[NASA image]
Washington: American space agency NASA is planning to launch a new telescope which is likely to be better than its existing James Webb Space (JWS) telescope.
Named SPHEREx, which stands for Spectro-Photometer for the History of the Universe, Epoch of Reionisation and Ices Explorer, is set to enter NASA’s space telescope epic in ongoing month February if everything goes as per the plan.
Launched on December 25, 2021, James Webb Space Telescope (JWST) is a joint project of National Aeronautics and Space Administration (NASA), European Space Agency (ESA) and Canadian Space Agency. It is the largest and most powerful space science telescope ever built.
Whereas the $10 billion JWST is great at observing things like specific nebulas and relatively narrow but tremendously dimensional deep fields, SPHEREx is intended to image the entire sky as seen from Earth, according to Space.com.
Shaped like a megaphone, the Spectro-Photometer for the History of the Universe, Epoch of Reionization and Ices Explorer (SPHEREx) is a planned two-year mission that will survey the sky in optical as well as near-infrared light which, though not visible to the human eye, serves as a powerful tool for answering cosmic questions, according to NASA.
Astronomers will use the mission to gather data on more than 450 million galaxies, as well as, more than 100 million stars in our own Milky Way, the American space agency said.
The new telescope was unboxed on January 25 when NASA said it was ready for prelaunch operations.
[NASA image]
The SPHEREx telescope will be launched in space aboard a SpaceX Falcon 9 rocket after February 27, 2025, NASA said.
SPHEREx will share its ride with the agency's PUNCH (Polarimeter to Unify the Corona and Heliosphere) mission.

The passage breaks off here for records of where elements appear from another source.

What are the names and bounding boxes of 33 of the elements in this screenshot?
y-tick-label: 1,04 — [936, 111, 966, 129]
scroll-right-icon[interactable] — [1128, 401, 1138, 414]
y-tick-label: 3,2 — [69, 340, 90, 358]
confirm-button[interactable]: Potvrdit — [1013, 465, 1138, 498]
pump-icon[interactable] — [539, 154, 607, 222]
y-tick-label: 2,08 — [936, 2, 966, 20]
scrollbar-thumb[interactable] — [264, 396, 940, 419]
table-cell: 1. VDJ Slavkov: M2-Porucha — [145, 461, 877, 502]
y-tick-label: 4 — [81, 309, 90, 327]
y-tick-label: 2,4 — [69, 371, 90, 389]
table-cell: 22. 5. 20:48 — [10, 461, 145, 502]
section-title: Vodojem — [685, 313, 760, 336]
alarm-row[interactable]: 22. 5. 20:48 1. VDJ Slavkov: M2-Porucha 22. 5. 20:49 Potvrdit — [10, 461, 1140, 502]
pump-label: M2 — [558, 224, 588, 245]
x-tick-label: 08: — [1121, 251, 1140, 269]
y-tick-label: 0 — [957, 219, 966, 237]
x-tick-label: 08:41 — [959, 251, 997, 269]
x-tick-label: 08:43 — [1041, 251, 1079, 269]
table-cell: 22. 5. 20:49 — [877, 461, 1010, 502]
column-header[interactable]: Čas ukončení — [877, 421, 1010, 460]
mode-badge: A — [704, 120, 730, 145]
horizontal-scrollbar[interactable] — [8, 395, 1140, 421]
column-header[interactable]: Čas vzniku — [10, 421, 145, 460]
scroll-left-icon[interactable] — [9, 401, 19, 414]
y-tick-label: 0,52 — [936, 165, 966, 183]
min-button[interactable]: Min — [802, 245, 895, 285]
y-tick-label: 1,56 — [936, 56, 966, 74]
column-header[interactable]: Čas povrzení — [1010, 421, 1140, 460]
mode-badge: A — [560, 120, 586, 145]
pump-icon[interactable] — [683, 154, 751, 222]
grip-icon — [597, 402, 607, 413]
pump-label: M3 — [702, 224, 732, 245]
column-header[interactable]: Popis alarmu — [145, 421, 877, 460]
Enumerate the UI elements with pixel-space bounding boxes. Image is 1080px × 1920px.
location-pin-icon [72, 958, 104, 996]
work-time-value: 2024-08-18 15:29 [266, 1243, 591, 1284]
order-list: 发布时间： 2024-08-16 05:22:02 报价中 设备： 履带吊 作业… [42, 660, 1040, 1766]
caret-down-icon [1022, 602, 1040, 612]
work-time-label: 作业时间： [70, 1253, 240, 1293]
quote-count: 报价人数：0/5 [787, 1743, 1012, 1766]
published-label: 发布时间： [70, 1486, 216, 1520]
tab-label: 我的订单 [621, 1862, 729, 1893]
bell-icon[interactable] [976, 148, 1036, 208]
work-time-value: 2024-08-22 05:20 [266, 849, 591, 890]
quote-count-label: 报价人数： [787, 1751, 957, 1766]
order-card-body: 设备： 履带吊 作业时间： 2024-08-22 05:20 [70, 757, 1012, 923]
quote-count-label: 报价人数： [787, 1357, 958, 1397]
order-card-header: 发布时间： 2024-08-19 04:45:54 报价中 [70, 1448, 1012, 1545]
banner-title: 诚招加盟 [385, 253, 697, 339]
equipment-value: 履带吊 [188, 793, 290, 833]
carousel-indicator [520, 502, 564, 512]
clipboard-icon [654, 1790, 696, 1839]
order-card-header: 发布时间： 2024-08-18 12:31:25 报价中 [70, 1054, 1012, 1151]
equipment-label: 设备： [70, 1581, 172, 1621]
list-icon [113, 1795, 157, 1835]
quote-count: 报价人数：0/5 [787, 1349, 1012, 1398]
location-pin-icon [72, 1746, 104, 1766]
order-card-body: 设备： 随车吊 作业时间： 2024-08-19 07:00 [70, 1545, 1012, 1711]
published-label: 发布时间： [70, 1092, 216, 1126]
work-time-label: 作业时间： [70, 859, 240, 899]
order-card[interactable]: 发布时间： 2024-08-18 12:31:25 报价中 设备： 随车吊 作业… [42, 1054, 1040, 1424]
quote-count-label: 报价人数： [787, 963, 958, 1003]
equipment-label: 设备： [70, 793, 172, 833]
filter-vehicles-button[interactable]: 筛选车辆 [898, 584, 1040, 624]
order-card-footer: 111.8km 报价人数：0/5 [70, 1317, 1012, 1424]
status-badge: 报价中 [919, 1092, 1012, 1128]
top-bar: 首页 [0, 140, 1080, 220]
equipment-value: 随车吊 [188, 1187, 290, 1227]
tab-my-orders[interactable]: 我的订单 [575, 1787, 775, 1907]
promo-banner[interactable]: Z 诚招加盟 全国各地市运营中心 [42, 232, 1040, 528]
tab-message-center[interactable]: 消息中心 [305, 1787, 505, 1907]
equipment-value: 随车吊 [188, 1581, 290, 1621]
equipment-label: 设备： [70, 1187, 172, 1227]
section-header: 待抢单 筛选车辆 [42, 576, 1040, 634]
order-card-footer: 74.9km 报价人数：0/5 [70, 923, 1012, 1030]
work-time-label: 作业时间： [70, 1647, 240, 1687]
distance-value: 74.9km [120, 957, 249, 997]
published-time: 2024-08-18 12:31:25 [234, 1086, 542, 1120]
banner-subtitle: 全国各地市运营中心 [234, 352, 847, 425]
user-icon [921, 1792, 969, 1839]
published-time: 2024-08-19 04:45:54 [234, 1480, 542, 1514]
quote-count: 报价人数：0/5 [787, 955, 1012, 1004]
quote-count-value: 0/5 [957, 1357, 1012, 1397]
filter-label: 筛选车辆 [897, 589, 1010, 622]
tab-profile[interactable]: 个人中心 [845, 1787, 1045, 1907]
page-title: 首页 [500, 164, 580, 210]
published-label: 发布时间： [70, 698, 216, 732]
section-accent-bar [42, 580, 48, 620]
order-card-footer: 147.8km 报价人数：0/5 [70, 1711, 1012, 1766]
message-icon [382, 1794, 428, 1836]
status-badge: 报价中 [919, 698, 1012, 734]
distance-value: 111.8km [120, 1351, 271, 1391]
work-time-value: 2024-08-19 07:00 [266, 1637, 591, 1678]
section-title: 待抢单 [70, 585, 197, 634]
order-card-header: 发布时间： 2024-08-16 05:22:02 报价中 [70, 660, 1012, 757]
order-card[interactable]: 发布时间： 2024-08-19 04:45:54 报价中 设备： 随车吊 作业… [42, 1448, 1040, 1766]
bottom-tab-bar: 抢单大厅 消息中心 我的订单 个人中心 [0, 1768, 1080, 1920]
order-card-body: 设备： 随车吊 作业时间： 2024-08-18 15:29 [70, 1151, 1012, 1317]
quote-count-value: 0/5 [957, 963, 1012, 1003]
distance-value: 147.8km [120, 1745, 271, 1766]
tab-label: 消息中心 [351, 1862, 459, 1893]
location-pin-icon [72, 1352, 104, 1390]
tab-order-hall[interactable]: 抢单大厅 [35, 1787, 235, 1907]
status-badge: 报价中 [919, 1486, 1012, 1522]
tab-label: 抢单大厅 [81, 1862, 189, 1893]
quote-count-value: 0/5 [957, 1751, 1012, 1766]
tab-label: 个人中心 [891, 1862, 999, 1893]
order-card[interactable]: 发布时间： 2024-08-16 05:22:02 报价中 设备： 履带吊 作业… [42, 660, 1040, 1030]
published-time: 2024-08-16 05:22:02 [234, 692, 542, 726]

The mission is a constellation of 4 little satellites meant to study the Sun, as part of Nasa’s Launch Services Programme, which connects space missions with appropriate commercial launch vehicles.
The space telescope will detect over 100 colors from hundreds of millions of stars and galaxies, making ‘most colorful’ cosmic map ever.
“We are the first mission to look at the whole sky in so many colors,” said SPHEREx Principal Investigator Jamie Bock, who is based jointly at NASA’s Jet Propulsion Laboratory and Caltech, both in Southern California.
“Whenever astronomers look at the sky in a new way, we can expect discoveries", Jamie said.